Television does more than merely represent sports. Its cultural and economic power is such that it has shaped many sports contests. Some sports may be deemed more telegenic than others and so prosper on television in a manner that is self-reproducing. It is mainly because of television that the five-day game of international cricket, with its capacity to end in a draw, spawned also a one-day game with a virtually guaranteed victor and loser. The rhythm of sports contests is dictated to varying degrees by "time-outs" for commercial breaks, penalty shoot-outs in soccer, and tiebreakers in tennis in the interests of advertisements and program schedules. The time-zone convenience demands of major TV markets can result in boxing matches at midnight, Olympic marathons in the heat of the day, and baseball games played on early winter nights. Women's sports such as tennis, golf, netball, basketball, hockey, and soccer, furthermore, have all come under pressure to improve their televisual "salability" through more overt modes of sexual address.
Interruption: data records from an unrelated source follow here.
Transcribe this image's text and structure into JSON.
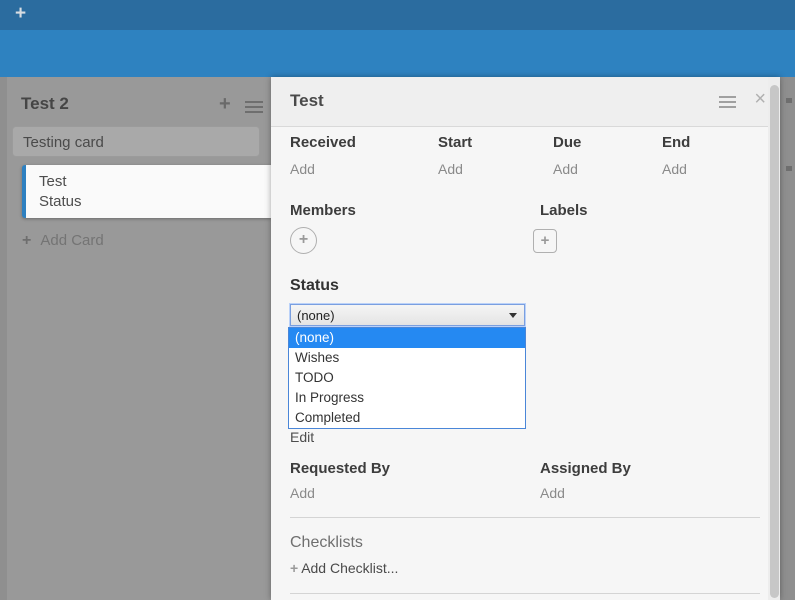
{
  "colors": {
    "topbar": "#2b6c9f",
    "band": "#2e82c0",
    "board_bg": "#8f8f8f",
    "list_bg": "#999999",
    "card_bg": "#a9a9a9",
    "selected_card_accent": "#2e80c0",
    "panel_header_bg": "#efefef",
    "panel_body_bg": "#f6f6f6",
    "select_focus_border": "#7a9fe0",
    "dropdown_border": "#4a86d8",
    "option_highlight_bg": "#2589f2"
  },
  "topbar": {
    "add_icon": "+"
  },
  "list": {
    "title": "Test 2",
    "add_icon": "+",
    "cards": [
      {
        "title": "Testing card"
      }
    ],
    "selected_card": {
      "title": "Test",
      "subtitle": "Status"
    },
    "add_card": {
      "icon": "+",
      "label": "Add Card"
    }
  },
  "panel": {
    "title": "Test",
    "close_icon": "×",
    "dates": [
      {
        "label": "Received",
        "action": "Add"
      },
      {
        "label": "Start",
        "action": "Add"
      },
      {
        "label": "Due",
        "action": "Add"
      },
      {
        "label": "End",
        "action": "Add"
      }
    ],
    "members": {
      "label": "Members",
      "add_icon": "+"
    },
    "labels": {
      "label": "Labels",
      "add_icon": "+"
    },
    "status": {
      "label": "Status",
      "selected": "(none)",
      "options": [
        "(none)",
        "Wishes",
        "TODO",
        "In Progress",
        "Completed"
      ],
      "highlighted": "(none)",
      "edit_label": "Edit"
    },
    "requested_by": {
      "label": "Requested By",
      "action": "Add"
    },
    "assigned_by": {
      "label": "Assigned By",
      "action": "Add"
    },
    "checklists": {
      "label": "Checklists",
      "add_icon": "+",
      "add_label": "Add Checklist..."
    }
  }
}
Nonetheless, television alone cannot guarantee the success of sports. As noted previously, made-for-television contests using all the advantages of the medium but unsupported by a substantial fan base are rarely more than temporarily diverting novelties. Indeed, one of the characteristics of sports television is that it requires in-stadium spectators to perform for the cameras and microphones in order to supply the necessary atmosphere to turn the broadcast into a compelling spectacle. Without the atmospherics of large crowds on-screen, sports can appear unengaging, trivial or absurd. For this reason, sparse crowds are hidden by tighter camera shots, and boom microphones are turned up to maximum volume. Sometimes-as in the case of a soccer match at Arsenal's Highbury stadium while under renovation--crowds have even been digitally faked for television.
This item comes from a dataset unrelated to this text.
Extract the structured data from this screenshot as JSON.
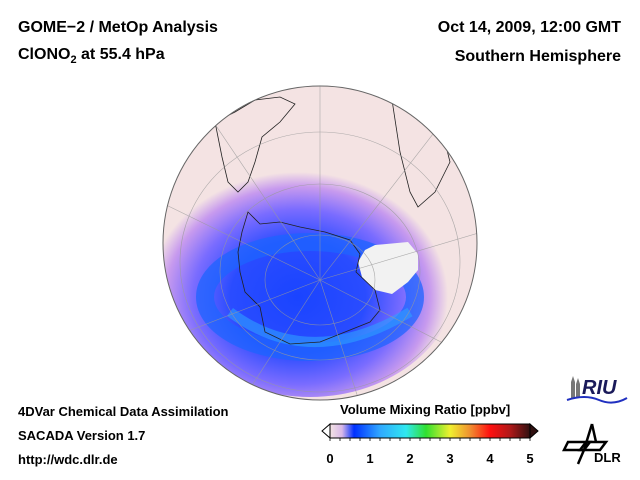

Initially, it was believed that admitting television cameras into sporting events would lead to a reduced number of paying customers in the stadium. But television also made sports available to vastly greater numbers of viewers who could be "sold" to sponsors and advertisers than could possibly attend games. resulting not only in the astonishingly efficient promotion of sports but also in previously unimagined broadcast rights revenue. The cost to sports, of course. was a loss of autonomy. To return to the 2003 Rugby Union World Cup Final, the requirement of extra time disrupted the television schedule, resulting in medal presenters being instructed by television directors to speed things up. A dignified, symbolic moment of triumph thereby became an embarrassing, fast-forwarded farce. At such unfortunate moments. viewers can simultaneously apprehend both the pleasure and the pain of the submission of sports to the embrace of television.